Bizim toplumsal tarihimiz kutuplaşmalar ve kırılmalarla dolu zaten. Kitabın bir kısmının geçtiği 1972 yılı dünyada 68 kuşağının getirdiği bir özgürlük havası, rock’n’roll ve disko kültürüyle anılıyor ama aynı dönemde Vietnam savaşı da sürüyordu. O yıl toplam 70 ülke biyolojik silahların kullanımını onaylayan bir sözleşmeye imza atmıştı mesela. Türkiye’de ise 72’yi Kızıldere katliamıyla, Deniz’lerin idamıyla hatırlıyoruz. Dolayısıyla o dönemin gençliğinde bir kırılma yaşandığına inanıyorum. Birileri diskoteklerde dans ederken birileri de hapishanelerde işkence görüyordu. İmkânı olanlar ‘siyasi’ olmasın diye çocuklarını yurtdışına gönderiyorlardı. Ben buna yargılayıcı ya da suçlayıcı şekilde yaklaşmıyorum, herkesin tarihte kendine göre bir rolü vardır ama bu çelişkinin nasıl yaşandığını hep merak etmişimdir. İşte bu kırılmayı kitaba yansıtmaya çalıştım. Tarihte baskının en güçlü hissedildiği dönemler özgürlükçü hareketleri ve sanat akımlarını da besliyor. Alt kültürlerin doğmasına sebep oluyor ki bu da önemli.



Peki ya 2000’ler? Kitabın daha büyük bir kısmı da 2015 yılında geçiyor sanırım.

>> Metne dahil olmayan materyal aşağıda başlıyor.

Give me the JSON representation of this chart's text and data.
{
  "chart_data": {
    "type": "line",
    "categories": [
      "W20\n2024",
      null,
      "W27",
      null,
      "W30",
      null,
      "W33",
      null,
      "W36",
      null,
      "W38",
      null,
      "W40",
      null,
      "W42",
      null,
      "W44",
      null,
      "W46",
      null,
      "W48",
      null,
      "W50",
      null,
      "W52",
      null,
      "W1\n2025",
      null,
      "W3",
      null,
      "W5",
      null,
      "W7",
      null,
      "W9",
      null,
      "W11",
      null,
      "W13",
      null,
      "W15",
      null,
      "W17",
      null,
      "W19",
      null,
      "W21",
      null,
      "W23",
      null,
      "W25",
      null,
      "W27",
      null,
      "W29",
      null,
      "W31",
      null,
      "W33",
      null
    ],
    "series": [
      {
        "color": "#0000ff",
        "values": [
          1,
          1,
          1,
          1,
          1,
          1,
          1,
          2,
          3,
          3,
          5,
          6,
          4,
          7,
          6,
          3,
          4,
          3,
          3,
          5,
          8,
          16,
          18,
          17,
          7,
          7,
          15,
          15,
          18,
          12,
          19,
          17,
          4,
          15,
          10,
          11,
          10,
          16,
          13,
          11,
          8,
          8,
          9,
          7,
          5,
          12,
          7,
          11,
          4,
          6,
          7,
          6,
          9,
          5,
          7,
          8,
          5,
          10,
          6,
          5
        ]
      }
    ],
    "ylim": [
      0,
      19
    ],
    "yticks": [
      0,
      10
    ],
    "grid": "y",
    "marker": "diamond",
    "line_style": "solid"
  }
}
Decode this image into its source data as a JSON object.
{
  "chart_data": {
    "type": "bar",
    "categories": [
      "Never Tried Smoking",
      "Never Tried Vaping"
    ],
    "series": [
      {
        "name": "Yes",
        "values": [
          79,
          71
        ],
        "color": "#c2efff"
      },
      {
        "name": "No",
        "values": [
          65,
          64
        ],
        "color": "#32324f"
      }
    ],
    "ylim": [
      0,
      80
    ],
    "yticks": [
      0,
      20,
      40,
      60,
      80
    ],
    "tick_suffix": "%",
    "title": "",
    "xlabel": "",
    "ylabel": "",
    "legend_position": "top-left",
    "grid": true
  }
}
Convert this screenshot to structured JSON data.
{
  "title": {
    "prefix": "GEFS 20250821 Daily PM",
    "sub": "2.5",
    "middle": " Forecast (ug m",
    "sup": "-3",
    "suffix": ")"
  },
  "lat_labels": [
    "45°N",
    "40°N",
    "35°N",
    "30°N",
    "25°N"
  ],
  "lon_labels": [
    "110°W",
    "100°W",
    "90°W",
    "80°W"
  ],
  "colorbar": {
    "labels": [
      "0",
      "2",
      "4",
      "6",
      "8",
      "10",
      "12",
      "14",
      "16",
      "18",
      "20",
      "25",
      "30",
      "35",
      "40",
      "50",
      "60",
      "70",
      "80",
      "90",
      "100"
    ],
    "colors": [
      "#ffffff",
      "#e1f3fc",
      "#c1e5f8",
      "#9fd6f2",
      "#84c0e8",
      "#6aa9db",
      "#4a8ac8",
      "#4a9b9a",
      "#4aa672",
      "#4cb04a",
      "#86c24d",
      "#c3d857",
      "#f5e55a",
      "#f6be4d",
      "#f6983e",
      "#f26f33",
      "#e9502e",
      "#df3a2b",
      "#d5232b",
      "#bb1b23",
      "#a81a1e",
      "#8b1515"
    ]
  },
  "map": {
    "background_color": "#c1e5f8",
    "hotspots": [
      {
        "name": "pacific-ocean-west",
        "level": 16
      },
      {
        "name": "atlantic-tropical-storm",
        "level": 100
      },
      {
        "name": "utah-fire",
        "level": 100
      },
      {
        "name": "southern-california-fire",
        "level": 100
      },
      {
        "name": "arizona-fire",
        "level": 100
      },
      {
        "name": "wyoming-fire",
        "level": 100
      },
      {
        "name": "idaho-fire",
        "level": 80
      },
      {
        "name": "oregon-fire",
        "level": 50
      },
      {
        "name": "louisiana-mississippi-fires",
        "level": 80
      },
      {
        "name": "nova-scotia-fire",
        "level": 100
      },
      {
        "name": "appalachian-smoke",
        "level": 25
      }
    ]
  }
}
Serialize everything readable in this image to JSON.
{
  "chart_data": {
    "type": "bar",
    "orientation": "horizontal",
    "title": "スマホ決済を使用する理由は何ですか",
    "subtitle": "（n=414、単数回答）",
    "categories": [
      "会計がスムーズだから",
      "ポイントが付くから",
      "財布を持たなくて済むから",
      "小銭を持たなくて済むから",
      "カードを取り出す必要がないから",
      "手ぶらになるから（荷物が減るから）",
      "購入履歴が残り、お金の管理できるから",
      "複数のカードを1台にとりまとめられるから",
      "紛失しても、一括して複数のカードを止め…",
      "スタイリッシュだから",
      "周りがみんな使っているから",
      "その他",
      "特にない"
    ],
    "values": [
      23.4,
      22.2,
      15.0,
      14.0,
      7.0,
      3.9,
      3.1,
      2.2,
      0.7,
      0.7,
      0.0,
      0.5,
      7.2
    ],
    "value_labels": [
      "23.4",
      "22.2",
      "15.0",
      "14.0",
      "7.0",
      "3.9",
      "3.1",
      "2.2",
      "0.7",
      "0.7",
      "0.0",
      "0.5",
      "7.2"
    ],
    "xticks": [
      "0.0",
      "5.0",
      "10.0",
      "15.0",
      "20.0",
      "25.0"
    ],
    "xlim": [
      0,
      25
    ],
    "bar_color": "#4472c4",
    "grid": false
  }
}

Evet, kitabın yakın tarihli kısmının 2015 yılına denk gelmesi de tesadüf değil. Türkiye’nin ilk pole dans stüdyosu WOW 2013 yılında açılmıştı ve Gezi de aynı yıl içinde yaşandı. 2015’te yani muhafazakar bir hükümetin yaklaşık 13. yılında pole dans kültürü kendine çoktan güçlü bir yer edinmiş ve yeni yeni stüdyolar açılmaya başlamıştı. Alt kültürler benim hem ilgi hem de yaşam alanım, dolayısıyla bu konuya önem veriyorum. Disko da pole dans da çıkış noktasında birer alt kültürdü ve zamanla her alt kültür gibi yaygınlaşarak ve evrim geçirerek ana akıma taşındı. Ben hikâyemi konumlandırmak için pole kültürünün henüz o kadar yayılmadığı, alt kültür niteliği taşıdığı yılları tercih ettim. Ama Türkiye’nin içinden geçtiği toplumsal iklimde, kadın haklarının ciddi hasarlar aldığı, kadın cinayetlerinin ayyuka çıktığı bir dönemde pole dansın böylesine güç kazanması bence önemliydi. Pole stüdyosu kadınlar için kendilerini güçlü ve ait hissedecekleri, şiddetle bastırılan dişil özgürlükleri canlandırıp kutlayabilecekleri bir sığınaktı. Kitapta bir de Türkiye rekoruna hazırlanan serbest dalgıç karakterimiz var. Yani oksijen tüpü kullanmadan tamamen kendi nefesiyle dalış yapıyor. 2015 yılında Türkiye’de serbest dalış şampiyonaları da yeni yeni yapılmaya başlamıştı. Sorumuza dönecek olursak, evet, kutuplaşma her zaman var ama ben tarihin doğrusal olarak değil, spiral ilerlediğine inanıyorum zaten. Tarih tekerlekten ibarettir. Dolayısıyla her kutup bir noktada kendini karşıt konumda bulacaktır elbet.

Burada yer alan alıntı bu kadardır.